Tidak semua bentuk korupsi dikenal pada masa Nabi. Bentuk-bentuk
yang dikenal saat itu adalah kerugian negara, suap, penggelapan, penipuan, dan
gratifikasi. Dua bentuk korupsi lainnya, yakni pemerasan dan konflik
kepentingan dalam pengadaan, belum ditemukan dalam hadits Nabi. Hal ini dapat
dipahami dengan melihat perbedaan struktur sosial dan pemerintahan yang ada
saat itu dan sekarang. Secara historis struktur faktual, sosial dan
pemerintahan telah berkembang dari waktu ke waktu menuju realitas yang lebih kompleks
dan kompleks. Dalam realitas struktur sosial yang sederhana, bentuk-bentuk
korupsi akan lebih sederhana. Dalam realitas yang kompleks, bentuk-bentuk
korupsi juga akan kompleks.
Namun, definisi yang dikenal saat ini, terutama yang dikemukakan
oleh Transparency International, memiliki substansi yang serupa dengan yang
diusulkan pada masa Nabi. Transparency International mendefinisikan korupsi
sebagai penyalahgunaan kekuasaan yang dipercayakan untuk keuntungan pribadi. .
Konsep ini sejajar dengan konsep ghull sebagaimana termaktub dalam hadits Nabi
SAW. Arti umum ghulûl adalah mengkhianati amanah. Dalam konteks masalah publik,
ghulûl mencakup segala bentuk makar yang dapat mengakibatkan kerugian publik
dan pemusatan keuntungan pribadi dan kelompok.
Dalil larangan korupsi terdiri dari dalil yang bersifat duniawi dan
yang bersifat ukhrawi. Yang duniawi adalah hilangnya keseimbangan hukum alam,
munculnya disharmoni sosial, dan maraknya kemunafikan. Dalam studi terbaru,
argumen ini telah menemukan penjelasan faktual mereka. Studi-studi ini
membuktikan dampak negatif korupsi: kemiskinan, perdagangan manusia, dan
pelanggaran hak asasi manusia. Adapun akhirat berupa tidak menerima hasil
korupsi, mencegah pelaku korupsi masuk surga, dan menyiksa pelaku korupsi di
neraka sebanding dengan jumlah harta yang dikorupsi.
Dampak ukhrawi ini bersifat unik dan tidak mendapat perhatian
penelitian faktual. Upaya pencegahan korupsi dalam hadis Nabi. Mulai dari upaya
preventif, detektif, dan kuratif. Secara preventif, Rasulullah.

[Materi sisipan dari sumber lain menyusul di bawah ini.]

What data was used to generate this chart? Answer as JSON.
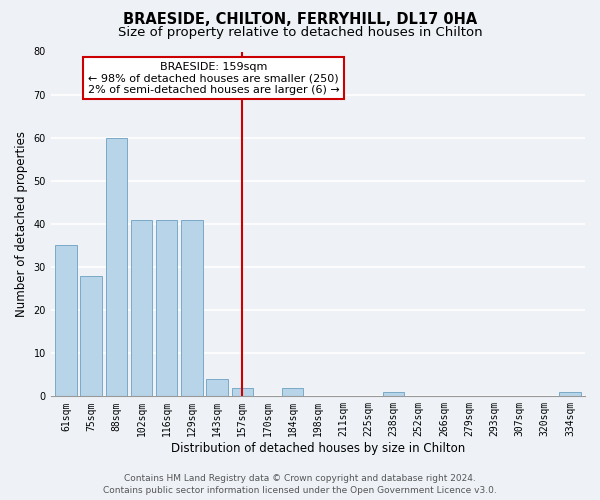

merekomendasikan agar tokoh masyarakat memiliki tanggung jawab, kepercayaan,
dan tidak mengkhianati rakyat. Sebagai upaya detektif, Nabi. memerintahkan
untuk memeriksa pekerja atau pejabat yang diduga melakukan tindak pidana
korupsi. Sebagai upaya kuratif, Rasulullah saw. tidak mau menyalahkan pelaku
korupsi dan menimbulkan ancaman serius baginya di akhirat. Dalam hadits Nabi
Sesungguhnya tidak ditemukan sanksi pidana bagi koruptor, sebagaimana
diindikasikan oleh beberapa peneliti. Namun, kriminalisasi korupsi sebagai
salah satu bentuk tindak pidana dapat dibenarkan karena pertimbangan untuk
kemaslahatan rakyat.
Bentuk hukumannya juga bisa berupa hukuman ta`zîr yang ketentuannya
dapat diputuskan oleh hakim di pengadilan. Dalam kasus Indonesia, kriminalisasi
tindak pidana korupsi dan ketentuan hukum pidana sebagaimana diatur dalam UU
No. 31 tahun 1999 jo. UU No. 20 Tahun 2001 juga dapat dianggap sebagai hukum
ta`zîr yang ditetapkan atas dasar ijtihad ulil amri, para pemimpin negara.
Mengingat kejahatan korupsi yang semakin masif bahkan telah menjadi budaya yang
semakin merajalela, serta akibat negatifnya bagi kehidupan sosial, politik,
ekonomi dan budaya, maka upaya penyadaran akan bahaya dan pemberantasannya juga
harus masif. Pandangan keagamaan yang menjadi bagian dari cara hidup masyarakat
Indonesia perlu digali untuk berperan lebih besar dalam upaya tersebut.